- Born: 3 March 1915 Huddersfield, England
- Died: 3 April 1973 (aged 58) Pinellas County, Florida, U.S.
- Height: 5 ft 9 in (175 cm)
- Weight: 160 lb (73 kg; 11 st 6 lb)
- Position: Centre
- Played for: Earls Court Rangers Fife Flyers Dunfermline Vikings Brighton Tigers
- National team: Great Britain
- Playing career: 1935–1948

= Jimmy Chappell =

James William Chappell (3 March 1915 – 3 April 1973) was a British ice hockey player who played in the English National League (ENL). He is known for playing for the Great Britain national ice hockey team which won the gold medal at the 1936 Winter Olympics. He is a member of the British Ice Hockey Hall of Fame.

==Career==
Although born in Huddersfield in England, Chappell's family emigrated to Canada when he was 10 years old. He learned to play ice hockey while living in Toronto, Ontario where he progressed through the junior ranks to play with the Oshawa Collegiates and the Whitby Intermediates between 1931 and 1934.

===Club===
Chappell returned to England in 1935, when he joined the Earls Court Rangers for their inaugural season in the ENL. He stayed with Earls Court for three seasons before joining the Fife Flyers in Scotland for their inaugural season in 1938–39. He again joined a club for their inaugural season when he joined the Dunfermline Vikings for the 1939–40 season. After World War II – in which he took part in the D-Day landings at Normandy – Chappell joined the Brighton Tigers for the 1946–47 season staying with them until he retired following the 1948–49 season.

===International===

Chappell played for the GB national team at the 1936 Winter Olympics, where he scored two goals in the six games he played and helped the team win the gold medal.

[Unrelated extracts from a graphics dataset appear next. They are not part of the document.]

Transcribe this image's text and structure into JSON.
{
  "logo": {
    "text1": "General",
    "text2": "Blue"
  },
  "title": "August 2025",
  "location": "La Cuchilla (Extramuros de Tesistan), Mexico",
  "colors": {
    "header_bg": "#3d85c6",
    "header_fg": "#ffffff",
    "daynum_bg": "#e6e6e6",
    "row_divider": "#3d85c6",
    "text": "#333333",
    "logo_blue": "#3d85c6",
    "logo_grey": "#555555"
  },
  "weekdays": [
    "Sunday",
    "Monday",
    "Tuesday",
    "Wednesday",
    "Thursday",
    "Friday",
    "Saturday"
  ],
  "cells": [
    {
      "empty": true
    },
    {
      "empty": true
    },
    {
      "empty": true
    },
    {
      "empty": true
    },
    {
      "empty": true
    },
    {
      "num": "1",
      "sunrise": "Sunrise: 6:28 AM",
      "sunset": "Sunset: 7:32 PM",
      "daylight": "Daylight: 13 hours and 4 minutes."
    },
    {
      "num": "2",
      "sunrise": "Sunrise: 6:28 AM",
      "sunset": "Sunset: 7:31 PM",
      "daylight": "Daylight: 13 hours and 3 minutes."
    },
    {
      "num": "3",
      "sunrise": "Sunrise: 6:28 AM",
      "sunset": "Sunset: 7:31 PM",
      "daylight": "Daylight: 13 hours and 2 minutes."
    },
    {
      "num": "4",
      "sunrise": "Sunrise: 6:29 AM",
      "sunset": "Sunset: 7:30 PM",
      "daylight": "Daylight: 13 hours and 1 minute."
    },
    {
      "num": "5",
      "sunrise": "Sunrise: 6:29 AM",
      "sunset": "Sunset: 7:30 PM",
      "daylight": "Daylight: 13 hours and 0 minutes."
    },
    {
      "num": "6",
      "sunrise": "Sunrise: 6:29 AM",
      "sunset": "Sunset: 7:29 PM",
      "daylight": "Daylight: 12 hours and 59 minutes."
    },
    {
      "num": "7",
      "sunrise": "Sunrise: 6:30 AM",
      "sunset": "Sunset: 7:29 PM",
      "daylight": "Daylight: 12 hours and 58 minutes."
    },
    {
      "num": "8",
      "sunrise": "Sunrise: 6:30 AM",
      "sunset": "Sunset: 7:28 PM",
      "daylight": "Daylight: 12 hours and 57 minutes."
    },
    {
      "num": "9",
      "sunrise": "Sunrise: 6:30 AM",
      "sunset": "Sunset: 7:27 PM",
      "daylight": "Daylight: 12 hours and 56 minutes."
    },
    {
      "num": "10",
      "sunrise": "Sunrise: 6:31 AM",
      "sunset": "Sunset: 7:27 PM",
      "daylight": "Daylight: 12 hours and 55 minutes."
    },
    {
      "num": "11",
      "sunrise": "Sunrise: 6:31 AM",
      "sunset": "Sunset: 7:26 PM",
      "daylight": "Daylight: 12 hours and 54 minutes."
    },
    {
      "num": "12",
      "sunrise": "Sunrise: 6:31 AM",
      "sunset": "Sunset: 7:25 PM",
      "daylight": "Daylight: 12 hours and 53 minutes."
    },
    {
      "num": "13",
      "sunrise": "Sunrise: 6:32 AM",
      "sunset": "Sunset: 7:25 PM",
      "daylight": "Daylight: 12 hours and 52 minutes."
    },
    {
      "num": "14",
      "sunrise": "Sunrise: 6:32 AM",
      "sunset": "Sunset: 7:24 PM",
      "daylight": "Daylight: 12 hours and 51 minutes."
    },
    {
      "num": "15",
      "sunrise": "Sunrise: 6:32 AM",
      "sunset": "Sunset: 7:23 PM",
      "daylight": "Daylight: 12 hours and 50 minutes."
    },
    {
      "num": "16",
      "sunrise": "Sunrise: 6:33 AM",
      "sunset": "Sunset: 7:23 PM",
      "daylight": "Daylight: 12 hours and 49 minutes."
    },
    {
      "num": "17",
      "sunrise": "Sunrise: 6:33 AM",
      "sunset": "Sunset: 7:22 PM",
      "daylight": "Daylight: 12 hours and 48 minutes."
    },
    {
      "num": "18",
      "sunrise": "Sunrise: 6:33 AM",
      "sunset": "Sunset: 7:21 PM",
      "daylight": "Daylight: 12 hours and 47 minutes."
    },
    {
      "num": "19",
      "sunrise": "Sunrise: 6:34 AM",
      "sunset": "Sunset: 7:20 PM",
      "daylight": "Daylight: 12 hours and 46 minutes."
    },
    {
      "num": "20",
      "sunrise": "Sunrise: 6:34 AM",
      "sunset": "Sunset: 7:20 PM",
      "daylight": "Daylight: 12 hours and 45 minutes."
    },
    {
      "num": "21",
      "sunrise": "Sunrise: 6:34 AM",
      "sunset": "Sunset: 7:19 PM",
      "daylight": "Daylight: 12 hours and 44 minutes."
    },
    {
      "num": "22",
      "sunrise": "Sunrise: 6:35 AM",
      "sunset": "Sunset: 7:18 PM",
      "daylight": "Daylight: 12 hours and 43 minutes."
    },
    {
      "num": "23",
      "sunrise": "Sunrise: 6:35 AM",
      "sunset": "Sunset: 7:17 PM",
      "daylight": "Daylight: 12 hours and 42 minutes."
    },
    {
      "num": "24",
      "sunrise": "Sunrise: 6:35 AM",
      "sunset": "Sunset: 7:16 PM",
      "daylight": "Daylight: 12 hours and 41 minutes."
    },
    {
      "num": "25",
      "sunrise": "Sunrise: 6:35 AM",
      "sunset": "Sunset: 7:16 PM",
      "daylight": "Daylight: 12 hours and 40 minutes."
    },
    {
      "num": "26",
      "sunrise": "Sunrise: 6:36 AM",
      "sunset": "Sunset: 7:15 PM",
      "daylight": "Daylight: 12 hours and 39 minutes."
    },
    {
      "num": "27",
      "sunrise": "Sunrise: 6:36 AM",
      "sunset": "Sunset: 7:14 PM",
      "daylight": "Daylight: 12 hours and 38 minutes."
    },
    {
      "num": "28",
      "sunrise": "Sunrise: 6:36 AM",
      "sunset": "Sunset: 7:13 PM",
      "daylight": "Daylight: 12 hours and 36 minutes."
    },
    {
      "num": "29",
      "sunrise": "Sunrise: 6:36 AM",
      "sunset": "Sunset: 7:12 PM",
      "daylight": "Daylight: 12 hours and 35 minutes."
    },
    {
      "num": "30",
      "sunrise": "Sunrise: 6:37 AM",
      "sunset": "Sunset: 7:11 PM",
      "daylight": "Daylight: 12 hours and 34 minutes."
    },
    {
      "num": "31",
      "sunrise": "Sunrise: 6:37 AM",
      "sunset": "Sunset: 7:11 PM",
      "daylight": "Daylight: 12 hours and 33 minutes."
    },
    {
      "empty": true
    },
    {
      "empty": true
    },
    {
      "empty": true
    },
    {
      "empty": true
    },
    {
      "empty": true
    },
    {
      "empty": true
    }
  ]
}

Chappell also played for the GB national team in the 1937 and 1938 World Championships. In the 1937 championships he helped the team to the silver medal and, as the highest-placed European team, the gold medal in the European Championships at the tournament. In the 1938 championships, he again helped the team to a silver medal.

In 1948, Chappell again appeared for the GB national team at the Olympics held in Switzerland when the team finished in sixth place.

==Retirement==
After retiring from ice hockey, Chappell continued to contribute to the game for a while as a referee. He then returned with his family to Canada where he was successful in business before he died suddenly while on holiday in Pinellas County, Florida in 1976.

==Awards and honours==
- Olympic gold medalist in 1936.
- World Championship silver medalist in 1937 and 1938.
- European Championship gold medalist in 1937.
- Inducted to the British Ice Hockey Hall of Fame in 1993.